Yang jelas, Sita mengatakan pembangunan masjid raya di Sriwedari akan disesuaikan dengan fungsi kawasan tersebut. Hal ini juga sejalan dengan masterplan penataan kawasan Sriwedari yang telah disusun Badan Perencanaan Penelitian dan Pengembangan Daerah (Bappeda) Kota Solo.
Merujuk masterplan tersebut, ruang terbuka hijau akan diperbanyak guna mendukung pengembalian Sriwedari menjadi kawasan konservasi dan berkhasanah budaya.
Dalam hal ini, Pemkot akan mengembalikan roh Sriwedari seperti dulu kala saat Raja Keraton Kasunanan Surakarta Hadiningrat Paku Buwono (PB) X sebagai Bon Raja. Dengan demikian, masjid akan dibangun dengan konsep green design. Masjid itu pula tidak berkubah, namun hanya dibangun menara.
“Tujuan masjid tersebut dibangun di sana adalah untuk memudahkan pelintas beribadah,” tuturnya.

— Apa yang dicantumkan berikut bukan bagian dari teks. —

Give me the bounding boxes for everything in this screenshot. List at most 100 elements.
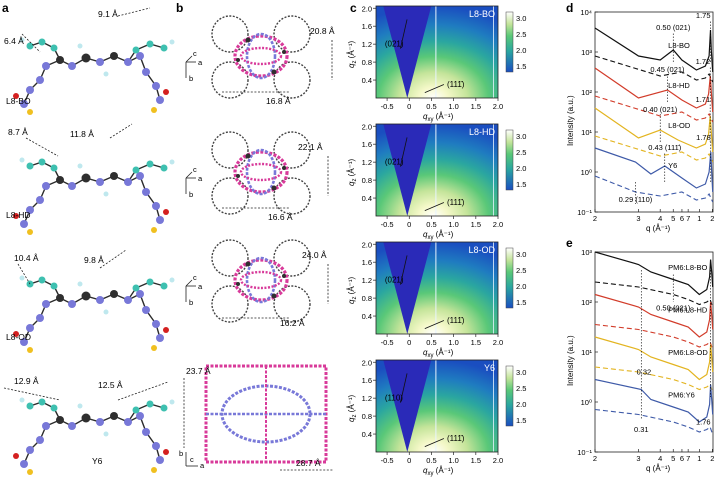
y-axis-label: qz (Å⁻¹) [347, 40, 358, 68]
x-tick-label: 2 [593, 454, 597, 463]
x-axis-label: q (Å⁻¹) [646, 224, 671, 233]
dimension-label: 12.5 Å [98, 380, 123, 390]
molecule-name: L8-BO [6, 96, 31, 106]
svg-text:b: b [189, 298, 193, 307]
colorbar-tick-label: 3.0 [516, 250, 526, 259]
beamstop-shadow [383, 242, 432, 334]
y-tick-label: 0.4 [362, 312, 372, 321]
series-out-of-plane-line [594, 408, 714, 435]
beamstop-shadow [383, 360, 432, 452]
colorbar-tick-label: 3.0 [516, 14, 526, 23]
x-tick-label: 5 [671, 454, 675, 463]
plot-frame [375, 123, 499, 217]
y-tick-label: 10⁰ [581, 398, 592, 407]
svg-text:c: c [190, 455, 194, 464]
plot-frame [375, 241, 499, 335]
series-in-plane-line [594, 293, 714, 338]
x-tick-label: 2.0 [493, 220, 503, 229]
beamstop-shadow [383, 6, 432, 98]
molecule-name: L8-HD [6, 210, 31, 220]
x-tick-label: -0.5 [381, 456, 394, 465]
peak-arrow [400, 373, 408, 403]
x-tick-label: 0 [407, 456, 411, 465]
colorbar [505, 11, 514, 73]
peak-label: 0.32 [637, 368, 652, 377]
packing-l8-hd: 16.6 Å 22.1 Å c a b [185, 130, 329, 222]
series-out-of-plane-line [594, 95, 714, 123]
x-tick-label: 1.0 [448, 456, 458, 465]
molecule-y6: 12.9 Å 12.5 Å Y6 [3, 376, 176, 476]
svg-text:c: c [193, 165, 197, 174]
y-tick-label: 1.2 [362, 158, 372, 167]
x-tick-label: 2 [710, 214, 714, 223]
series-out-of-plane-line [594, 366, 714, 393]
series-name: PM6:L8-HD [668, 306, 708, 315]
svg-text:a: a [198, 282, 203, 291]
packing-l8-od: 16.2 Å 24.0 Å c a b [185, 238, 329, 328]
x-tick-label: 1.0 [448, 220, 458, 229]
panel-label-b: b [176, 1, 183, 15]
molecule-l8-hd: 8.7 Å 11.8 Å L8-HD [6, 123, 176, 236]
peak-label: 1.72 [696, 57, 711, 66]
packing-y6: 23.7 Å 28.7 Å b a c [179, 364, 334, 471]
series-name: Y6 [668, 161, 677, 170]
y-tick-label: 0.8 [362, 412, 372, 421]
x-tick-label: 2 [593, 214, 597, 223]
series-in-plane-line [594, 251, 714, 296]
dimension-label: 9.1 Å [98, 9, 118, 19]
y-tick-label: 10⁴ [580, 8, 592, 17]
x-tick-label: 7 [686, 454, 690, 463]
peak-label: 0.43 (111̄) [648, 143, 682, 152]
molecule-structure-icon [12, 156, 176, 236]
panel-label-d: d [566, 1, 573, 15]
colorbar-tick-label: 3.0 [516, 132, 526, 141]
peak-label: 1.76 [696, 418, 711, 427]
peak-label: 0.50 (021) [656, 304, 691, 313]
peak-label: 1.75 [696, 11, 711, 20]
peak-label-1: (021) [385, 157, 404, 166]
peak-arrow [400, 19, 408, 49]
x-axis-label: qxy (Å⁻¹) [423, 230, 454, 241]
packing-lattice-icon [210, 238, 312, 324]
dimension-label: 8.7 Å [8, 127, 28, 137]
map-title: L8-OD [468, 245, 495, 255]
x-tick-label: 0.5 [426, 220, 436, 229]
molecule-name: L8-OD [6, 332, 31, 342]
svg-text:b: b [189, 74, 193, 83]
colorbar-tick-label: 2.0 [516, 282, 526, 291]
series-in-plane-line [594, 378, 714, 423]
peak-label-2: (111̄) [447, 80, 465, 89]
x-tick-label: 4 [658, 454, 662, 463]
series-in-plane-line [594, 336, 714, 381]
svg-text:a: a [198, 174, 203, 183]
x-tick-label: 3 [636, 214, 640, 223]
x-tick-label: 7 [686, 214, 690, 223]
giwaxs-map-l8-bo: L8-BO (021) (111̄) -0.5 0 0.5 1.0 1.5 2.0 0.4 0.8 1… [347, 4, 526, 123]
colorbar-tick-label: 3.0 [516, 368, 526, 377]
x-tick-label: 2.0 [493, 456, 503, 465]
peak-label-2: (111̄) [447, 434, 465, 443]
colorbar-tick-label: 2.5 [516, 266, 526, 275]
peak-label: 0.45 (021) [650, 65, 685, 74]
panel-c: L8-BO (021) (111̄) -0.5 0 0.5 1.0 1.5 2.0 0.4 0.8 1… [347, 4, 526, 477]
x-tick-label: -0.5 [381, 220, 394, 229]
packing-lattice-icon [210, 14, 312, 100]
panel-a: 6.4 Å 9.1 Å L8-BO 8.7 Å 11.8 Å L8-HD 10.… [3, 7, 176, 476]
axes-icon: c a b [185, 49, 203, 83]
colorbar-tick-label: 1.5 [516, 416, 526, 425]
x-axis-label: qxy (Å⁻¹) [423, 112, 454, 123]
colorbar-tick-label: 1.5 [516, 298, 526, 307]
y-tick-label: 2.0 [362, 240, 372, 249]
x-tick-label: 0 [407, 102, 411, 111]
dimension-label: 10.4 Å [14, 253, 39, 263]
dimension-label: 23.7 Å [186, 366, 211, 376]
y-tick-label: 10³ [581, 248, 592, 257]
colorbar [505, 129, 514, 191]
panel-label-a: a [2, 1, 9, 15]
y-axis-label: Intensity (a.u.) [566, 335, 575, 386]
y-axis-label: qz (Å⁻¹) [347, 394, 358, 422]
y-tick-label: 1.2 [362, 40, 372, 49]
packing-lattice-icon [210, 130, 312, 216]
svg-text:a: a [200, 461, 205, 470]
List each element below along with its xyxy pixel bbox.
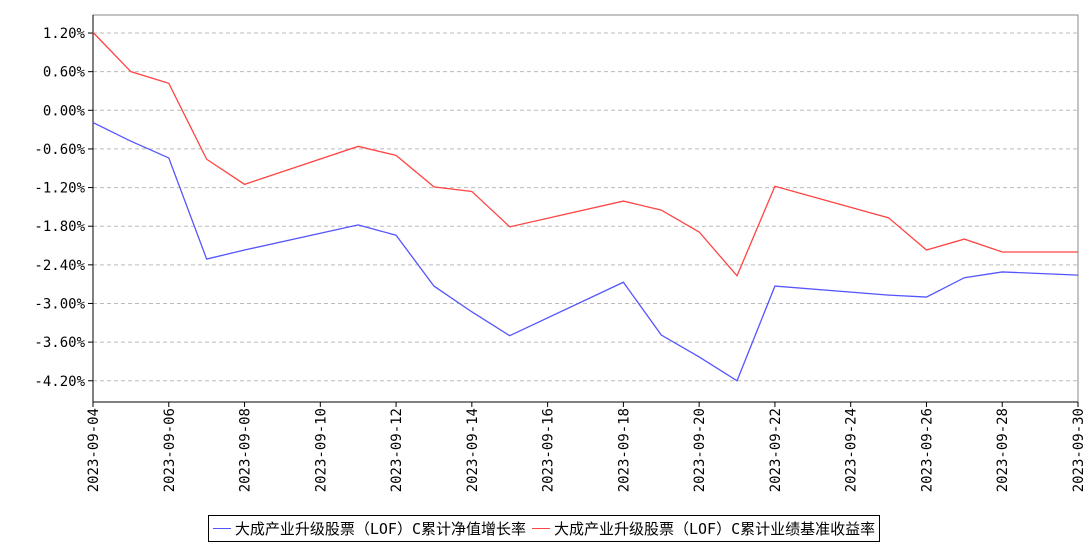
series-line [92, 31, 1078, 278]
y-tick-label: -1.80% [34, 219, 85, 235]
y-tick-label: -1.20% [34, 181, 85, 197]
x-tick-label: 2023-09-20 [692, 408, 708, 492]
legend-swatch [212, 528, 231, 529]
legend-label: 大成产业升级股票（LOF）C累计净值增长率 [234, 520, 526, 538]
legend-item: 大成产业升级股票（LOF）C累计净值增长率 [212, 518, 526, 539]
x-tick-label: 2023-09-30 [1071, 408, 1087, 492]
x-tick-label: 2023-09-06 [162, 408, 178, 492]
plot-frame [92, 14, 1079, 403]
y-tick-label: 0.00% [43, 103, 86, 119]
x-tick-label: 2023-09-24 [844, 408, 860, 492]
legend-label: 大成产业升级股票（LOF）C累计业绩基准收益率 [553, 520, 876, 538]
x-tick-label: 2023-09-16 [541, 408, 557, 492]
x-tick-label: 2023-09-18 [616, 408, 632, 492]
legend-item: 大成产业升级股票（LOF）C累计业绩基准收益率 [531, 518, 876, 539]
legend-swatch [531, 528, 550, 529]
legend: 大成产业升级股票（LOF）C累计净值增长率 大成产业升级股票（LOF）C累计业绩基… [207, 515, 881, 542]
y-tick-label: 1.20% [43, 26, 86, 42]
x-tick-label: 2023-09-22 [768, 408, 784, 492]
series-line [92, 121, 1079, 382]
x-tick-label: 2023-09-28 [995, 408, 1011, 492]
y-tick-label: -2.40% [34, 258, 85, 274]
x-tick-label: 2023-09-08 [238, 408, 254, 492]
y-tick-label: -3.60% [34, 335, 85, 351]
x-tick-label: 2023-09-10 [313, 408, 329, 492]
y-tick-label: -3.00% [34, 296, 85, 312]
chart: 1.20% 0.60% 0.00% -0.60% -1.20% -1.80% -2.40% -… [34, 14, 1087, 492]
y-tick-label: -0.60% [34, 142, 85, 158]
x-tick-label: 2023-09-12 [389, 408, 405, 492]
x-tick-label: 2023-09-14 [465, 408, 481, 492]
x-tick-label: 2023-09-04 [86, 408, 102, 492]
x-tick-label: 2023-09-26 [919, 408, 935, 492]
y-tick-label: 0.60% [43, 65, 86, 81]
y-tick-label: -4.20% [34, 374, 85, 390]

Ketua Kehormatan Ikatan Arsitektur Indonesia (IAI), Munichy Bachron Edrees mengatakan ada lima unsur dalam rencana membangun masjid di kawasan Sriwedari yang harus diperhatikan Pemkot. Harapannya pembangunan masjid jangan hanya dilihat dari bentuk atau penampilannya saja, melainkan konsep filosofinya.
“Pertama fungsi masjid itu sendiri. Tidak hanya sebagai tempat untuk ibadah saja tapi bisa untuk kegiatan masyarakat,” katanya.
Lalu dari unsur bentuk, dia menambahkan harus mempunyai estetika dan arsitektur yang jelas karena lokasi masjid berada di kawasan cagar budaya. Pemkot juga harus memperhatikan unsur kegunaan dan citra.
“Keselamatan pengunjung juga tidak boleh dilupakan dan harus mempertimbangkan segi kenyamanan, ini seperti lantai tidak licin. Kalau bisa harus punya beberapa pintu sehingga kalau ada apa-apa bisa cepat,” kata dia.